BACAMALANG.COM – Pemerintah Kabupaten Malang terus mendorong terciptanya lapangan kerja melalui penguatan keterampilan masyarakat. Salah satunya diwujudkan lewat Pelatihan Berbasis Kompetensi (PBK) Pembuatan Roti dan Kue yang diselenggarakan Dinas Tenaga Kerja (Disnaker) Kabupaten Malang di Gedung BUMDes Pringgondani, Desa Sukoanyar, Kecamatan Pakis.
Pelatihan yang berlangsung selama beberapa hari tersebut diikuti 16 peserta dari kelompok buruh tani tembakau Kecamatan Pakis. Sebagai penutup rangkaian kegiatan, seluruh peserta mengikuti uji kompetensi untuk mengukur kemampuan yang telah diperoleh selama pelatihan.
Program yang didanai melalui Dana Bagi Hasil Cukai Hasil Tembakau (DBHCHT) ini menggandeng LPK Nawatta Korea Center sebagai mitra pelaksana. Peserta tidak hanya mempelajari teknik pembuatan 24 jenis roti dan kue, mulai dari produk ekonomis hingga premium, tetapi juga mendapatkan pembekalan mengenai kewirausahaan agar siap merintis usaha secara mandiri.

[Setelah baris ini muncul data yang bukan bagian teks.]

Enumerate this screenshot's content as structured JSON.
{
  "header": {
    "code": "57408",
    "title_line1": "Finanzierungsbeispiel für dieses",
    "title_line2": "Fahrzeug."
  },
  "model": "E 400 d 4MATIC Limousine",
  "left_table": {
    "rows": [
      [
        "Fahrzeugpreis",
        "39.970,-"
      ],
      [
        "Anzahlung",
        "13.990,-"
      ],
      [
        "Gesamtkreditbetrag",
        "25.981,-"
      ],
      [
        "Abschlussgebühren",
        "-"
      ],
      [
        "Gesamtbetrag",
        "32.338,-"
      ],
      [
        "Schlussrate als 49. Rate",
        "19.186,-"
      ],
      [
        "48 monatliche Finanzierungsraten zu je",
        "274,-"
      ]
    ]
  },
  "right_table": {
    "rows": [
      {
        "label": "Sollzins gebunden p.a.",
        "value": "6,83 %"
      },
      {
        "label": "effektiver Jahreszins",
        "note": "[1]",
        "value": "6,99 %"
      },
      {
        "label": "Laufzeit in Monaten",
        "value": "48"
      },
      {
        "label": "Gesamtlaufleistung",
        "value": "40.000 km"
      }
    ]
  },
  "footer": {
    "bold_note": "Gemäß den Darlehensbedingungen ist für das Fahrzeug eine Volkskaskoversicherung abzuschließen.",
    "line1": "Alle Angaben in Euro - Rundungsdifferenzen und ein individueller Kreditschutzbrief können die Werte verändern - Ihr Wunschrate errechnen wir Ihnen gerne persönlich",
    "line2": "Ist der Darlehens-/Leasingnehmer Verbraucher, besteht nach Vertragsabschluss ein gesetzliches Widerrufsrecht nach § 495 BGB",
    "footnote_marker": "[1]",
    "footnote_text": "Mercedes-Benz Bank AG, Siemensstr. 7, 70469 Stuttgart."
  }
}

Sekretaris Disnaker Kabupaten Malang, Mochamad Yekti Pracoyo, ST., MT., mengatakan pelatihan tersebut merupakan bagian dari upaya pemerintah meningkatkan kompetensi sumber daya manusia sekaligus mendukung program Asta Cita Presiden RI dalam menekan angka pengangguran.
> “Karena itu, saya berharap seluruh peserta memiliki keberanian dan komitmen untuk memulai usaha setelah pelatihan ini selesai,” ujar Yekti.
Melalui pelatihan ini, Pemerintah Kabupaten Malang berharap lahir semakin banyak pelaku UMKM baru yang mampu menciptakan peluang usaha sekaligus membuka lapangan pekerjaan bagi masyarakat sekitar. Dengan meningkatnya jumlah wirausaha produktif, pertumbuhan ekonomi daerah dan penyerapan tenaga kerja lokal diharapkan semakin optimal.